Appendix B – European and UK Compliance

This appendix outlines requirements under the EU GDPR, UK GDPR, and the UK Data Protection Act 2018.

1. Lawful Basis for Processing (Article 6 GDPR)

  • Consent – Freely given, informed, specific, and unambiguous
  • Contractual necessity
  • Legal obligation
  • Legitimate interests (with LIA conducted)
  • Vital interests
  • Public interest

2. Data Subject Rights (Articles 12–22)

  • Right of access
  • Right to rectification
  • Right to erasure (‘right to be forgotten’)
  • Right to restriction of processing
  • Right to data portability
  • Right to object, including profiling
  • Right not to be subject to automated decisions with significant effects

Requests processed within one calendar month, extendable by two months.

3. Record of Processing Activities (ROPA)

Group-wide ROPA maintained in line with Article 30, updated quarterly, covering purpose, categories, recipients, transfers, retention, and security measures.

4. Data Protection Impact Assessments (DPIAs)

DPIAs conducted before high-risk processing: large-scale special category data, public monitoring, or systematic profiling. Overseen by DPO and recorded.

5. International Transfers

Transfers from UK and EU via adequacy decisions, SCCs, or BCRs. A central Data Transfer Risk Assessment (TRA) maintained and updated annually.

6. Supervisory Authorities

  • UK – Information Commissioner's Office (ICO)
  • EU – To be determined via One-Stop-Shop mechanism

Appendix C – Americas Compliance

Compliance approach across the United States, Canada, and Mexico.

United States – Multi-State Privacy Framework

Harmonised, high-water mark approach covering California (CPRA), Virginia, Colorado, Connecticut, Texas, and others.
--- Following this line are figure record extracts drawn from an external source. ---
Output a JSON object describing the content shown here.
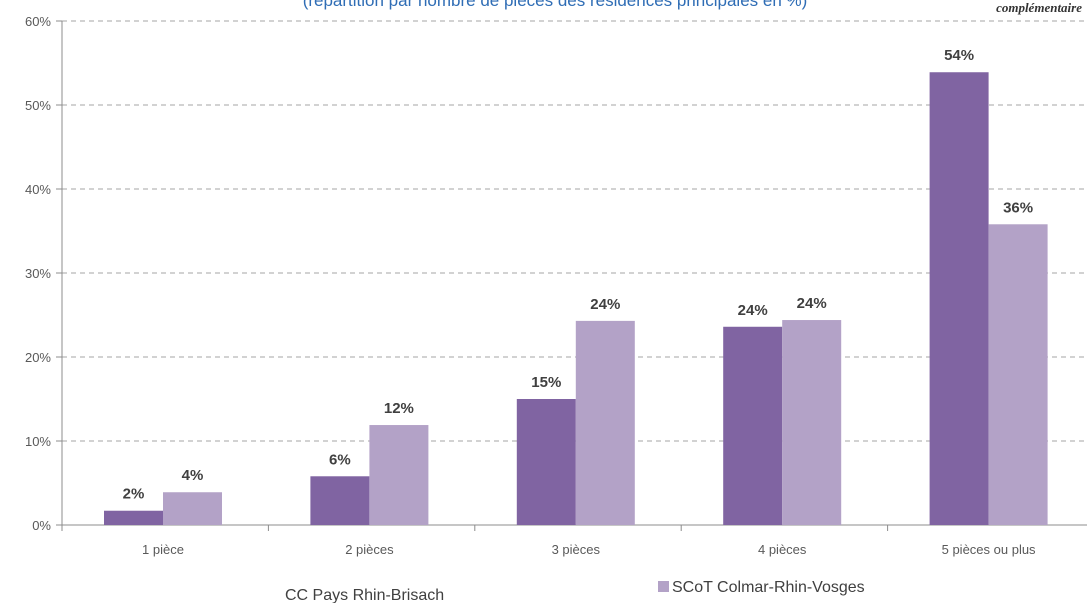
{
  "chart_data": {
    "type": "bar",
    "title": "(répartition par nombre de pièces des résidences principales en %)",
    "note": "complémentaire",
    "categories": [
      "1 pièce",
      "2 pièces",
      "3 pièces",
      "4 pièces",
      "5 pièces ou plus"
    ],
    "series": [
      {
        "name": "CC Pays Rhin-Brisach",
        "color": "#8064a2",
        "values": [
          1.7,
          5.8,
          15.0,
          23.6,
          53.9
        ],
        "labels": [
          "2%",
          "6%",
          "15%",
          "24%",
          "54%"
        ]
      },
      {
        "name": "SCoT Colmar-Rhin-Vosges",
        "color": "#b3a2c7",
        "values": [
          3.9,
          11.9,
          24.3,
          24.4,
          35.8
        ],
        "labels": [
          "4%",
          "12%",
          "24%",
          "24%",
          "36%"
        ]
      }
    ],
    "yticks": [
      "0%",
      "10%",
      "20%",
      "30%",
      "40%",
      "50%",
      "60%"
    ],
    "ylim": [
      0,
      60
    ],
    "grid": true,
    "legend_position": "bottom"
  }
}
  • Data minimisation and purpose limitation
  • Notice and transparency, including disclosures for sensitive data
  • Opt-out rights for sale/sharing of data, targeted advertising, and profiling
  • Rights of access, correction, deletion, and portability

Canada – PIPEDA / Bill C-27 (CPPA)

  • Express or implied consent depending on sensitivity; separate consents for cross-border transfers and analytics
  • Right to explanation and opt-out for automated decision-making with significant impact
  • Datasets classified as anonymised (out of scope) or de-identified (still regulated)

Mexico – LFPDPPP

  • Core principles: Legality, Consent, Information, Quality, Purpose, Loyalty, Proportionality, Accountability
  • ARCO rights: Access, Rectification, Cancellation, Opposition – acknowledged within 20 days, fulfilled within 15 days
  • Cross-border transfers require binding contracts with equivalent protection

Appendix D – Africa and Middle East Compliance

Requirements under South Africa's Protection of Personal Information Act (POPIA).

South Africa – POPIA

  1. Conditions for Lawful Processing – Data processed lawfully, collected directly from data subject where possible, adequate and not excessive, accurate, and stored securely.
  2. Purpose Specification – Processing only for employment, regulatory obligations, or service delivery. Reuse prohibited unless compatible or authorised by law.
  3. Objection Rights – Individuals may object at any time, especially for direct marketing or profiling. ICG ceases processing unless a legal obligation or compelling legitimate interest exists.
  4. Consent and Justification – Consent, contractual necessity, legal obligation, or legitimate interest. Written consent required for special personal information (race, health, religion, biometrics).
  5. Cross-border Transfers (Section 72) – Only where receiving country provides equivalent protection, data subject consented, or adequate binding agreements are in place.
  6. Security Safeguards (Sections 19–22) – Access controls, MFA, regular risk assessments, encryption, staff training. Breach notified to Information Regulator and affected individuals as soon as reasonably possible.
  7. Information Officer – Appointed, registered with the Regulator, responsible for compliance, PAIA requests, complaints, and breach responses.
  8. Data Subject Participation (Sections 23–25) – Access (Form 2), correction/deletion (Form 3), complaints. Responses issued within 21 business days.